Divi’s Laboratories Ltd’s Q2 performance was driven by strong growth in the Custom Synthesis (CS) segment. CS segment revenue grew 42% year-on-year (y-o-y), led by some moderation in generic segment sales, which declined 5% year-on-year.
Analysts said changes in demand patterns and shipments impacted generics segment sales during the quarter. However, its distinctive generic filings and strong portfolio of products provide comfort. Revenue witnessed a healthy growth of 13.6% year-on-year.
The firm’s margin at 41.5% was down from 43.3% in the year-ago quarter and 43.5% in the previous quarter. Cost escalation is posing some risk, despite strong backward integration with the firm for raw materials. Analyst at Jefferies India Pvt Ltd. Ltd. said, “We now focus on flat margins due to buoyancy in raw material prices.”
The firm said Divi’s 67% gross margin for Q2FY22 was in line with the previous quarter, but it may not be protected from higher prices in the coming quarters.
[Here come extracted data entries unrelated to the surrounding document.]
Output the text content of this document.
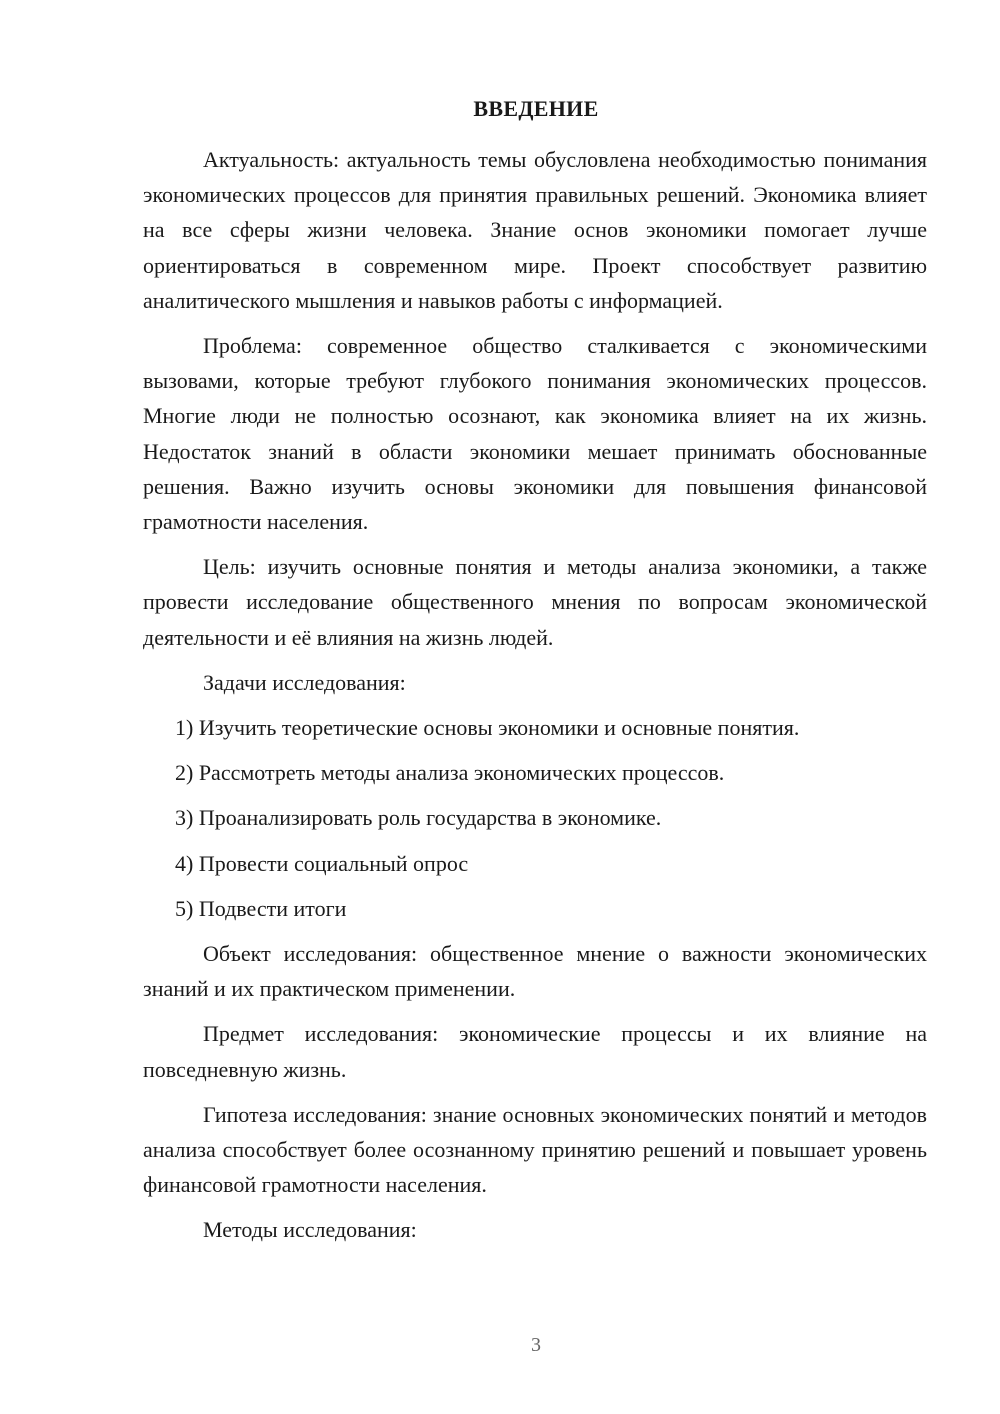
ВВЕДЕНИЕ

Актуальность: актуальность темы обусловлена необходимостью понимания экономических процессов для принятия правильных решений. Экономика влияет на все сферы жизни человека. Знание основ экономики помогает лучше ориентироваться в современном мире. Проект способствует развитию аналитического мышления и навыков работы с информацией.

Проблема: современное общество сталкивается с экономическими вызовами, которые требуют глубокого понимания экономических процессов. Многие люди не полностью осознают, как экономика влияет на их жизнь. Недостаток знаний в области экономики мешает принимать обоснованные решения. Важно изучить основы экономики для повышения финансовой грамотности населения.

Цель: изучить основные понятия и методы анализа экономики, а также провести исследование общественного мнения по вопросам экономической деятельности и её влияния на жизнь людей.

Задачи исследования:

1) Изучить теоретические основы экономики и основные понятия.
2) Рассмотреть методы анализа экономических процессов.
3) Проанализировать роль государства в экономике.
4) Провести социальный опрос
5) Подвести итоги

Объект исследования: общественное мнение о важности экономических знаний и их практическом применении.

Предмет исследования: экономические процессы и их влияние на повседневную жизнь.

Гипотеза исследования: знание основных экономических понятий и методов анализа способствует более осознанному принятию решений и повышает уровень финансовой грамотности населения.

Методы исследования:

3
The company’s CS segment sales came from the supply of COVID treatment drug Molnupiravir API (Active Pharmaceutical Ingredients) to Merck during the quarter. Divi’s is an authorized manufacturer of molnupiravir API for Merck. The market remained optimistic on the scale of supply following the success of the product.
However, last week’s release of test data for its product by Pfizer raised some concerns about high competition for Merck’s product, analysts said.
As such, analysts have cut earnings estimates for the firm after the second-quarter results. Analysts at Motilal Oswal Financial Services have lowered their FY22E/FY23 earnings estimates by 5% and 2%, respectively, factoring in near-to-medium-term moderation in generic API prospects, and increased operating expenses related to expanded capacity Is.